It's a curious feeling to stand at the epicenter of a disaster. On April 26, 1986 in the middle of the night, in Control Room 4 of Chernobyl, things went wrong during a test. Very wrong. The rest is, as they say, history. Plenty of books have been written and decades of debate about what exactly went wrong and who was to blame.
But I just want to tell you about the experience of actually standing in the half-dark, half-destroyed room, dosimeters on, taking it all in.
View of Chernobyl's dark Fourth Block Control Room, where the 1986 accident began. This panorama was created by stitching together 12 photographs. (Click to see larger).
First comes anticipation. It took me two years of working on this Chernobyl documentary to get here. We got our security clearances, crossed the border twice today, and passed five different checkpoints. We put on our protective clothing. I work for an hour photographing in
Control Room 1. All the time we are getting closer to Ukraine's ground zero and I wonder what will we see.
Then comes fear. Some people think I am crazy to go inside Chernobyl, but the working areas have been cleaned regularly for two decades and are no longer dangerous. So my first flicker of fear came only when we paused outside Control Room 4 to pull rubber slippers over our protective boots. How puny we are, I thought, in the face of such a monumental disaster. We are entering the enormous Sarcophagus, the shell constructed to contain the radiation. Here or anywhere, I wonder, why do we live our lives believing that we are safe from harm?
Next comes surprise. We enter. It is dark. One security light high above casts one small pool of light. My first thought is that it doesn't look real. It looks like a stage set, the house dark. Or a movie set. The bridge from Star Trek. Control Room 4 once looked similar to
Control Room 1, but no longer. The first block control room is still alive: it has lights, workers, ceiling panels, a pen holder on a desk, a fridge for lunch food, office chairs with wheels. Everything has been stripped from the Fourth Block.
A central panel of the Fourth Block controls.
On the other hand, the room is not burned out. Somehow, I expected charred concrete and twisted metal. There is plenty of such debris at Chernobyl, but not here. The control room was protected by a 3-meter reinforced concrete wall. Even though there was an enormous explosion in the reactor, just 5 meters north and 15 meters below us, this room was spared. The nearby reactor hall and turbine hall remain too radioactive and unmapped to allow any visitors inside.
I'm also surpised that the control room, which I always imagined as an isolated place, now serves as a hallway for workers. The original corridor, on the other side of the reinforced wall, is too contaminated for use.

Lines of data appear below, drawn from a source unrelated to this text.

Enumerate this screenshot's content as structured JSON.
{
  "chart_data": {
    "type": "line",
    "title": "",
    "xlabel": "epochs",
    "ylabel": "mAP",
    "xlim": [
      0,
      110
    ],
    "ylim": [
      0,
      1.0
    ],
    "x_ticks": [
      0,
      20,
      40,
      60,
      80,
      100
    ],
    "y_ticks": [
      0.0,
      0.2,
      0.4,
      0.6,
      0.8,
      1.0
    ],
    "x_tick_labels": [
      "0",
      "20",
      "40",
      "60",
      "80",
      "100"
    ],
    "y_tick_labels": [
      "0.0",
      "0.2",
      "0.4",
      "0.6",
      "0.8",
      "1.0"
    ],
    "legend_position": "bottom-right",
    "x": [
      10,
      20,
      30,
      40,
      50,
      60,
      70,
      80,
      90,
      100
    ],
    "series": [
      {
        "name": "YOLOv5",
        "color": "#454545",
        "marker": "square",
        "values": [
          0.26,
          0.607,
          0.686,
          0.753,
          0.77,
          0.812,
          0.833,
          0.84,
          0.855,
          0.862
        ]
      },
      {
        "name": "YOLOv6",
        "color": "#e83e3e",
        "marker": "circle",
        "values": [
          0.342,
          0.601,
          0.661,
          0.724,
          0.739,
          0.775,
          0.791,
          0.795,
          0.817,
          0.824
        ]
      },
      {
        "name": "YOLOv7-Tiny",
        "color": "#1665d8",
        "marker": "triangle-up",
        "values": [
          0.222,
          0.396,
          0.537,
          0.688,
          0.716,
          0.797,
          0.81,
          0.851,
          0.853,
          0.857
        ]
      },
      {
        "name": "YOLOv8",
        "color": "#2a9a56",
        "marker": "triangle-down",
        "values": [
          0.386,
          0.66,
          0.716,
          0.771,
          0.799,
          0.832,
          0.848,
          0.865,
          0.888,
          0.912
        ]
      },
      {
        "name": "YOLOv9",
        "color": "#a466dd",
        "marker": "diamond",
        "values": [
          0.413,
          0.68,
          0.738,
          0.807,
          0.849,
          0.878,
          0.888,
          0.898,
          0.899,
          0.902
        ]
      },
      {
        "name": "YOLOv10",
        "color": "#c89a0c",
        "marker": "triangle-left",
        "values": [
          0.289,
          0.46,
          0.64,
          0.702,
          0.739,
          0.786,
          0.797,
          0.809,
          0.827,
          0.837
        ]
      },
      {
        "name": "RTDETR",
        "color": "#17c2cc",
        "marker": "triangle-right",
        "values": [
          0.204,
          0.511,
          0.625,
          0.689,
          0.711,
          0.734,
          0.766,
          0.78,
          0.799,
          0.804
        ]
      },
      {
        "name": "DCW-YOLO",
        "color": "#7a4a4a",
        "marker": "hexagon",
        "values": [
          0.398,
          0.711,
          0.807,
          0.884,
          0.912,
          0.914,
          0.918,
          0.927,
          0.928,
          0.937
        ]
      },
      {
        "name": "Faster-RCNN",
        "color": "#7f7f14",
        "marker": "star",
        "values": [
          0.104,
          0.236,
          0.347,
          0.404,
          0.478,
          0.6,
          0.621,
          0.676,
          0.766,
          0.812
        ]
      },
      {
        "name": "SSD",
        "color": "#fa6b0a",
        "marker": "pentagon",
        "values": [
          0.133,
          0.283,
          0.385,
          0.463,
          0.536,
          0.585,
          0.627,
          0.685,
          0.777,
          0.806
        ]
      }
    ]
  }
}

Next, a moment of panic. My rubber slipper falls off, and I suddenly feel naked. I envision the invisible radiation drilling holes through my foot. Of course, to my escorts, it is a minor matter. They tell me to simply pull it back on, reminding me to put on my gloves first. Later, they tape my boot on, mostly, I think, just to make me feel better.

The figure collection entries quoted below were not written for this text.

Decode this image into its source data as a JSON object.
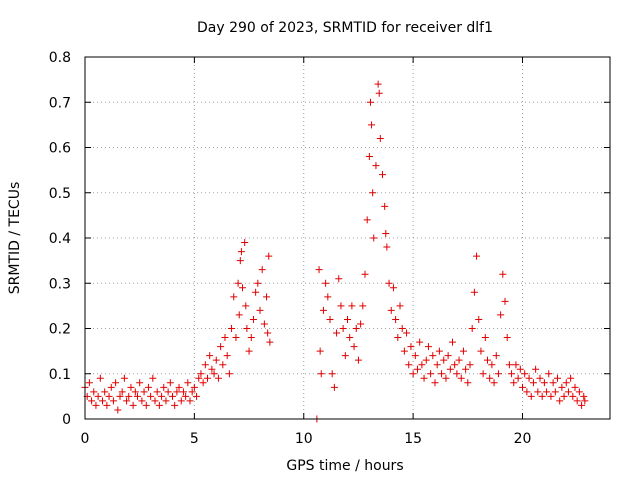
{
  "chart_data": {
    "type": "scatter",
    "title": "Day 290 of 2023, SRMTID for receiver dlf1",
    "xlabel": "GPS time / hours",
    "ylabel": "SRMTID / TECUs",
    "xlim": [
      0,
      24
    ],
    "ylim": [
      0,
      0.8
    ],
    "xticks": [
      0,
      5,
      10,
      15,
      20
    ],
    "yticks": [
      0,
      0.1,
      0.2,
      0.3,
      0.4,
      0.5,
      0.6,
      0.7,
      0.8
    ],
    "xtick_labels": [
      "0",
      "5",
      "10",
      "15",
      "20"
    ],
    "ytick_labels": [
      "0",
      "0.1",
      "0.2",
      "0.3",
      "0.4",
      "0.5",
      "0.6",
      "0.7",
      "0.8"
    ],
    "grid": true,
    "marker": "+",
    "color": "#e00000",
    "series": [
      {
        "name": "SRMTID",
        "points": [
          [
            0.0,
            0.07
          ],
          [
            0.1,
            0.05
          ],
          [
            0.2,
            0.08
          ],
          [
            0.3,
            0.04
          ],
          [
            0.4,
            0.06
          ],
          [
            0.5,
            0.03
          ],
          [
            0.6,
            0.05
          ],
          [
            0.7,
            0.09
          ],
          [
            0.8,
            0.04
          ],
          [
            0.9,
            0.06
          ],
          [
            1.0,
            0.03
          ],
          [
            1.1,
            0.05
          ],
          [
            1.2,
            0.07
          ],
          [
            1.3,
            0.04
          ],
          [
            1.4,
            0.08
          ],
          [
            1.5,
            0.02
          ],
          [
            1.6,
            0.05
          ],
          [
            1.7,
            0.06
          ],
          [
            1.8,
            0.09
          ],
          [
            1.9,
            0.04
          ],
          [
            2.0,
            0.05
          ],
          [
            2.1,
            0.07
          ],
          [
            2.2,
            0.03
          ],
          [
            2.3,
            0.06
          ],
          [
            2.4,
            0.05
          ],
          [
            2.5,
            0.08
          ],
          [
            2.6,
            0.04
          ],
          [
            2.7,
            0.06
          ],
          [
            2.8,
            0.03
          ],
          [
            2.9,
            0.07
          ],
          [
            3.0,
            0.05
          ],
          [
            3.1,
            0.09
          ],
          [
            3.2,
            0.04
          ],
          [
            3.3,
            0.06
          ],
          [
            3.4,
            0.03
          ],
          [
            3.5,
            0.05
          ],
          [
            3.6,
            0.07
          ],
          [
            3.7,
            0.04
          ],
          [
            3.8,
            0.06
          ],
          [
            3.9,
            0.08
          ],
          [
            4.0,
            0.05
          ],
          [
            4.1,
            0.03
          ],
          [
            4.2,
            0.06
          ],
          [
            4.3,
            0.07
          ],
          [
            4.4,
            0.04
          ],
          [
            4.5,
            0.06
          ],
          [
            4.6,
            0.05
          ],
          [
            4.7,
            0.08
          ],
          [
            4.8,
            0.04
          ],
          [
            4.9,
            0.06
          ],
          [
            5.0,
            0.07
          ],
          [
            5.1,
            0.05
          ],
          [
            5.2,
            0.09
          ],
          [
            5.3,
            0.1
          ],
          [
            5.4,
            0.08
          ],
          [
            5.5,
            0.12
          ],
          [
            5.6,
            0.09
          ],
          [
            5.7,
            0.14
          ],
          [
            5.8,
            0.11
          ],
          [
            5.9,
            0.1
          ],
          [
            6.0,
            0.13
          ],
          [
            6.1,
            0.09
          ],
          [
            6.2,
            0.16
          ],
          [
            6.3,
            0.12
          ],
          [
            6.4,
            0.18
          ],
          [
            6.5,
            0.14
          ],
          [
            6.6,
            0.1
          ],
          [
            6.7,
            0.2
          ],
          [
            6.8,
            0.27
          ],
          [
            6.9,
            0.18
          ],
          [
            7.0,
            0.3
          ],
          [
            7.05,
            0.23
          ],
          [
            7.1,
            0.35
          ],
          [
            7.15,
            0.37
          ],
          [
            7.2,
            0.29
          ],
          [
            7.3,
            0.39
          ],
          [
            7.35,
            0.25
          ],
          [
            7.4,
            0.2
          ],
          [
            7.5,
            0.15
          ],
          [
            7.6,
            0.18
          ],
          [
            7.7,
            0.22
          ],
          [
            7.8,
            0.28
          ],
          [
            7.9,
            0.3
          ],
          [
            8.0,
            0.24
          ],
          [
            8.1,
            0.33
          ],
          [
            8.2,
            0.21
          ],
          [
            8.3,
            0.27
          ],
          [
            8.35,
            0.19
          ],
          [
            8.4,
            0.36
          ],
          [
            8.45,
            0.17
          ],
          [
            10.6,
            0.0
          ],
          [
            10.7,
            0.33
          ],
          [
            10.75,
            0.15
          ],
          [
            10.8,
            0.1
          ],
          [
            10.9,
            0.24
          ],
          [
            11.0,
            0.3
          ],
          [
            11.1,
            0.27
          ],
          [
            11.2,
            0.22
          ],
          [
            11.3,
            0.1
          ],
          [
            11.4,
            0.07
          ],
          [
            11.5,
            0.19
          ],
          [
            11.6,
            0.31
          ],
          [
            11.7,
            0.25
          ],
          [
            11.8,
            0.2
          ],
          [
            11.9,
            0.14
          ],
          [
            12.0,
            0.22
          ],
          [
            12.1,
            0.18
          ],
          [
            12.2,
            0.25
          ],
          [
            12.3,
            0.16
          ],
          [
            12.4,
            0.2
          ],
          [
            12.5,
            0.13
          ],
          [
            12.6,
            0.21
          ],
          [
            12.7,
            0.25
          ],
          [
            12.8,
            0.32
          ],
          [
            12.9,
            0.44
          ],
          [
            13.0,
            0.58
          ],
          [
            13.05,
            0.7
          ],
          [
            13.1,
            0.65
          ],
          [
            13.15,
            0.5
          ],
          [
            13.2,
            0.4
          ],
          [
            13.3,
            0.56
          ],
          [
            13.4,
            0.74
          ],
          [
            13.45,
            0.72
          ],
          [
            13.5,
            0.62
          ],
          [
            13.6,
            0.54
          ],
          [
            13.7,
            0.47
          ],
          [
            13.75,
            0.41
          ],
          [
            13.8,
            0.38
          ],
          [
            13.9,
            0.3
          ],
          [
            14.0,
            0.24
          ],
          [
            14.1,
            0.29
          ],
          [
            14.2,
            0.22
          ],
          [
            14.3,
            0.18
          ],
          [
            14.4,
            0.25
          ],
          [
            14.5,
            0.2
          ],
          [
            14.6,
            0.15
          ],
          [
            14.7,
            0.19
          ],
          [
            14.8,
            0.12
          ],
          [
            14.9,
            0.16
          ],
          [
            15.0,
            0.1
          ],
          [
            15.1,
            0.14
          ],
          [
            15.2,
            0.11
          ],
          [
            15.3,
            0.17
          ],
          [
            15.4,
            0.12
          ],
          [
            15.5,
            0.09
          ],
          [
            15.6,
            0.13
          ],
          [
            15.7,
            0.16
          ],
          [
            15.8,
            0.1
          ],
          [
            15.9,
            0.14
          ],
          [
            16.0,
            0.08
          ],
          [
            16.1,
            0.12
          ],
          [
            16.2,
            0.15
          ],
          [
            16.3,
            0.1
          ],
          [
            16.4,
            0.13
          ],
          [
            16.5,
            0.09
          ],
          [
            16.6,
            0.14
          ],
          [
            16.7,
            0.11
          ],
          [
            16.8,
            0.17
          ],
          [
            16.9,
            0.12
          ],
          [
            17.0,
            0.1
          ],
          [
            17.1,
            0.13
          ],
          [
            17.2,
            0.09
          ],
          [
            17.3,
            0.15
          ],
          [
            17.4,
            0.11
          ],
          [
            17.5,
            0.08
          ],
          [
            17.6,
            0.12
          ],
          [
            17.7,
            0.2
          ],
          [
            17.8,
            0.28
          ],
          [
            17.9,
            0.36
          ],
          [
            18.0,
            0.22
          ],
          [
            18.1,
            0.15
          ],
          [
            18.2,
            0.1
          ],
          [
            18.3,
            0.18
          ],
          [
            18.4,
            0.13
          ],
          [
            18.5,
            0.09
          ],
          [
            18.6,
            0.12
          ],
          [
            18.7,
            0.08
          ],
          [
            18.8,
            0.14
          ],
          [
            18.9,
            0.1
          ],
          [
            19.0,
            0.23
          ],
          [
            19.1,
            0.32
          ],
          [
            19.2,
            0.26
          ],
          [
            19.3,
            0.18
          ],
          [
            19.4,
            0.12
          ],
          [
            19.5,
            0.1
          ],
          [
            19.6,
            0.08
          ],
          [
            19.7,
            0.12
          ],
          [
            19.8,
            0.09
          ],
          [
            19.9,
            0.11
          ],
          [
            20.0,
            0.07
          ],
          [
            20.1,
            0.1
          ],
          [
            20.2,
            0.06
          ],
          [
            20.3,
            0.09
          ],
          [
            20.4,
            0.05
          ],
          [
            20.5,
            0.08
          ],
          [
            20.6,
            0.11
          ],
          [
            20.7,
            0.06
          ],
          [
            20.8,
            0.09
          ],
          [
            20.9,
            0.05
          ],
          [
            21.0,
            0.08
          ],
          [
            21.1,
            0.06
          ],
          [
            21.2,
            0.1
          ],
          [
            21.3,
            0.05
          ],
          [
            21.4,
            0.08
          ],
          [
            21.5,
            0.06
          ],
          [
            21.6,
            0.09
          ],
          [
            21.7,
            0.04
          ],
          [
            21.8,
            0.07
          ],
          [
            21.9,
            0.05
          ],
          [
            22.0,
            0.08
          ],
          [
            22.1,
            0.06
          ],
          [
            22.2,
            0.09
          ],
          [
            22.3,
            0.05
          ],
          [
            22.4,
            0.07
          ],
          [
            22.5,
            0.04
          ],
          [
            22.6,
            0.06
          ],
          [
            22.7,
            0.03
          ],
          [
            22.8,
            0.05
          ],
          [
            22.85,
            0.04
          ]
        ]
      }
    ]
  }
}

Next comes a sense of solemn awe. Hundreds of thousands of lives were changed forever because of what happened in this room. More than that, the very course of world history changed. The Cold War ended because of Chernobyl. Even the Soviet Union itself ended because of Chernobyl: after the accident, people lost faith in their government, protests began, and the whole system crumbled. Like 9/11, Chernobyl marked the end of an era. Afterwards, nothing looked the same.
We look at the hole in the reactor control panel where the 3 big red emergency buttons used to be. (Yes, they really were red. But most of the buttons and controls were long since stripped during decontamination). Here, on 4/26/86 during the 41 seconds between 1:23:04 AM and 1:23:45 AM, an operator desperately hit these buttons to insert all emergency shutdown rods back into the reactor. But it was too late.
Finally comes anxiety. Time is passing quickly and I have work to do. This is a very dark and very large room, and I brought just one off-camera flash to light it, since I was advised to carry as little as possible into the dirty zone. I jump into working, leveling my plastic-wrapped tripod and directing my voice-activated light stand (AKA Sergii), and there is no longer room in my head for thinking about the implications of this space.
After we emerge, I study a model of the plant. I can't quite believe we were inside the belly of the beast. And I am also amazed how low our radiation dose was. We received just 0.007 milliSieverts of radiation during our hours inside, about what you'd get on two hours of a transatlantic flight.
Chernobyl has gotten inside my head. Although my photography mostly focuses on people, it is important to include the epicenter from which all other effects radiate. I'm grateful to have this opportunity.
During my interviews, I've realized that what Chernobyl means to people says more about them than about the disaster. Some discount it entirely. Some mourn for a paradise lost. Some fear it. Some blame it. For me, when I started, Chernobyl was a lingering danger that needed to be uncovered. And now? I'll get back to you on that.